Oprah in Zurich – blatant prejudice or unconscious bias?

Published on: Mon 19 August 2013 by Admin

There are two situations in the media this week that apart from making me personally feel very uncomfortable, also made me feel like I had been transported back to the dark days of blatant discrimination and prejudice. The first situation referred to a car salesman, who at the age of 52 was told he was over the hill and was sacked because of his age. Despite protests by his employer that he was dismissed due to under-performance issues, the courts disagreed and the employee was awarded thousands of pounds in compensation.

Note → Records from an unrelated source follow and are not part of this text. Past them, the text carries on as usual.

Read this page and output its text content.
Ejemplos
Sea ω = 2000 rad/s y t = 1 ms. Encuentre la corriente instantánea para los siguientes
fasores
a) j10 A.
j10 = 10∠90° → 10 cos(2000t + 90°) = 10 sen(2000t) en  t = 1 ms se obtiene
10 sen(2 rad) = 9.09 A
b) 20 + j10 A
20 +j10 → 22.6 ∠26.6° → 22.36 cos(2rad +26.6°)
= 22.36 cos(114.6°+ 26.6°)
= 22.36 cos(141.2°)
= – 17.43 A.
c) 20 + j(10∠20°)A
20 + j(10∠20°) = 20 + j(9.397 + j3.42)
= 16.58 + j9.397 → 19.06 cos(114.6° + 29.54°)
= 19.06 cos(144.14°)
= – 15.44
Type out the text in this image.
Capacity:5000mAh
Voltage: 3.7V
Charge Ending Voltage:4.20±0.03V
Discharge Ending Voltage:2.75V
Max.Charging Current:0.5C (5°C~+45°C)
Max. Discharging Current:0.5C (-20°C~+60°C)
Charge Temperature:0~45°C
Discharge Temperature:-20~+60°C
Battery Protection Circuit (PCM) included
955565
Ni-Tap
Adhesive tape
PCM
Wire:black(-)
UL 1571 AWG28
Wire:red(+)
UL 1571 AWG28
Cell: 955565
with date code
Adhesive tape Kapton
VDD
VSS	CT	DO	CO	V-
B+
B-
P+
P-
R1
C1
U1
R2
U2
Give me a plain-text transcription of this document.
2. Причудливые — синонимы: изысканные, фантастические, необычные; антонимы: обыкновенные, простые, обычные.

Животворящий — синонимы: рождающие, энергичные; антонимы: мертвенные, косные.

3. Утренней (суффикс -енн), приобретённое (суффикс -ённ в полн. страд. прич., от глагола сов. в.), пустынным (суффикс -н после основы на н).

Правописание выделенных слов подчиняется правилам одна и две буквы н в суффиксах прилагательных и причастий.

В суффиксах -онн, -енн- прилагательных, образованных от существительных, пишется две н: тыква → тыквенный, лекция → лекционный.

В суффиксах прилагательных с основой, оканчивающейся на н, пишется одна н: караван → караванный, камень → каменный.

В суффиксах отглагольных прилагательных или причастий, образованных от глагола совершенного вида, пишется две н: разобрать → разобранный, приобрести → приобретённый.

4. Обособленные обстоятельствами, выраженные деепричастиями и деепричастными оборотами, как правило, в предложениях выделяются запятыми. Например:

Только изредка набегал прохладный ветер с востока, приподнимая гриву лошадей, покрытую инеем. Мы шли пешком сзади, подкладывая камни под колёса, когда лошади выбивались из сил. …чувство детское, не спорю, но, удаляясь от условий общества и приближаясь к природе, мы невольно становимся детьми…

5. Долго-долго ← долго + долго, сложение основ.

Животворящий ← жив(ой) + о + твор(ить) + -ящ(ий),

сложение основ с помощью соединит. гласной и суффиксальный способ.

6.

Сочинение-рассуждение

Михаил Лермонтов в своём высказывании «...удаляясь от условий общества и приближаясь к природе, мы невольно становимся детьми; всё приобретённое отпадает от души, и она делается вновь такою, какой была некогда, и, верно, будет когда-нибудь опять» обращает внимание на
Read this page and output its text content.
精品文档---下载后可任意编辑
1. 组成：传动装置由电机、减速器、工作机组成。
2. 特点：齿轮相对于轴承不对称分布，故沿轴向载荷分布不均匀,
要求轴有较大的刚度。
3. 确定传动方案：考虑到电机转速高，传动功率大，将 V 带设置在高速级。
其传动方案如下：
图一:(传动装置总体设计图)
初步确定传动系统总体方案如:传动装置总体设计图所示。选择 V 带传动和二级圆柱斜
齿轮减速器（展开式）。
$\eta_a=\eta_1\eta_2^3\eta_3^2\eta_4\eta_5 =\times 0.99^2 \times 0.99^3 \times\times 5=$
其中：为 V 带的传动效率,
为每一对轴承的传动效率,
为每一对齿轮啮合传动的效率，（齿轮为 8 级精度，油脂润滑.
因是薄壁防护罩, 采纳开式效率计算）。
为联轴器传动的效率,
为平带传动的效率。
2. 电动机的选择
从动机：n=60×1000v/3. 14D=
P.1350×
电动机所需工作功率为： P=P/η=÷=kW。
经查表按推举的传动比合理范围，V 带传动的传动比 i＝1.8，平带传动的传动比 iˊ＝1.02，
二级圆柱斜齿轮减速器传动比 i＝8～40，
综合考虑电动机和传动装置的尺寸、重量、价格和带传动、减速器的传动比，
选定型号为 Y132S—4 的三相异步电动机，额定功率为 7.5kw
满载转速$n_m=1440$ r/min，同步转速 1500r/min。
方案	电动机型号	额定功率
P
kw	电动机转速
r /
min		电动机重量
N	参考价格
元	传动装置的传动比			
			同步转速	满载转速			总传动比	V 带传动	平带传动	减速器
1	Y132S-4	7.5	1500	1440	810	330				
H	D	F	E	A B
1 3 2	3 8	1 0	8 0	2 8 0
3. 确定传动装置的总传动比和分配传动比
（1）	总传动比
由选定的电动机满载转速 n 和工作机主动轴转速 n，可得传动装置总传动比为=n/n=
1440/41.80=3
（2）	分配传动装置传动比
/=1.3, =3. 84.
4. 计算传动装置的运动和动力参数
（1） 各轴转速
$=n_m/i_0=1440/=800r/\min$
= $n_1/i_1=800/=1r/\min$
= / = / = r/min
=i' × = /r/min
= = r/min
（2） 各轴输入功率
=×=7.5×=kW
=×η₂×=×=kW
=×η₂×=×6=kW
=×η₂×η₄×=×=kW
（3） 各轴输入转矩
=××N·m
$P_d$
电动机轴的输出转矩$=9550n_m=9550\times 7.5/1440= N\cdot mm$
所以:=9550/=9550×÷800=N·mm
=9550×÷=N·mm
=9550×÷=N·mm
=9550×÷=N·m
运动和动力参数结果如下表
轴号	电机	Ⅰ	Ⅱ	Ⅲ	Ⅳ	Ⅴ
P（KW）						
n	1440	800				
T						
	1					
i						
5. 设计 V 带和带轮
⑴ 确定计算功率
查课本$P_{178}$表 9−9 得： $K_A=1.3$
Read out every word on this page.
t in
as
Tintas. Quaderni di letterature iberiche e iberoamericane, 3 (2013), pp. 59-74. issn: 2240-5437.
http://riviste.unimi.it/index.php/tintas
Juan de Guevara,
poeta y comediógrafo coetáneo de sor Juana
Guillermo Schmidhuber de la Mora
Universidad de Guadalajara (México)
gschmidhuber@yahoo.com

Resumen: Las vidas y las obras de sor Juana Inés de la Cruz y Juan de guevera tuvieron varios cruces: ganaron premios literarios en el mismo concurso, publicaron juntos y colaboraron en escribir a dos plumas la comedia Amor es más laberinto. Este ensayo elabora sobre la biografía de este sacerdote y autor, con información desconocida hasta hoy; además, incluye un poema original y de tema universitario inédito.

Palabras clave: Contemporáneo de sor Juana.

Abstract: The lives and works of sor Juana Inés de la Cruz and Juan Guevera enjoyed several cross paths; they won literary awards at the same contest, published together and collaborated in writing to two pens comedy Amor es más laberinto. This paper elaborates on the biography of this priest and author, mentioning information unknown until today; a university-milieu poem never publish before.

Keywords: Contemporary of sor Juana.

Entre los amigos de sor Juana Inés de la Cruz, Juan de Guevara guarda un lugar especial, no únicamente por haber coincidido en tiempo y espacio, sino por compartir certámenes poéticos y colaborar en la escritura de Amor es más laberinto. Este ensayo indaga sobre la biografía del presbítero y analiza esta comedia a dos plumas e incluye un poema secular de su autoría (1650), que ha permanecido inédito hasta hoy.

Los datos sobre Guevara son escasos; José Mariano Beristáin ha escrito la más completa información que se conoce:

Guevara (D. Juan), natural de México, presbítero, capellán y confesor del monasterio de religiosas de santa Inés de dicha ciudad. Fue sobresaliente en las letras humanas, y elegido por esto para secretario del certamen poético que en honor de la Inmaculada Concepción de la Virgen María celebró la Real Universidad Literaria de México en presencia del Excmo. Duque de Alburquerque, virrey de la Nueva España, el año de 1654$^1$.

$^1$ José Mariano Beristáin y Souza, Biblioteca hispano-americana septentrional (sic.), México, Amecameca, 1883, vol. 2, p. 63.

I was also horrified to read that, despite being one of the world’s richest women,  talk show host Oprah Winfrey encountered racism while out shopping in Switzerland when a shop assistant in Zurich refused to show her a handbag because she thought it was “too expensive” for her.

In this day and age apart from finding these situations distasteful, I also find both remarkable that with all the Equality and Diversity legislation and awareness in both the UK and Europe that individuals can still treat others in this way. But is this a case of blatant prejudice or is it a case of unconscious bias?

Any form of discrimination is destructive and counter-productive to the wellbeing of us all. We know that people discriminate consciously either due to prejudice or through ignorance.

However, what is less known is that people often make choices that discriminate against one group in favour of another without even realising they are doing it. This might occur in situations regarding another person’s race, colour, gender, sexual orientation, age, religion, or even their size or height. What is perhaps more striking is that it is against their own conscious belief that they are unbiased in their decision-making.

However, once awareness of bias is raised from the unconscious to the conscious level, attitudes and behaviours can change and people start to appreciate the consequences of their behaviour and decision-making.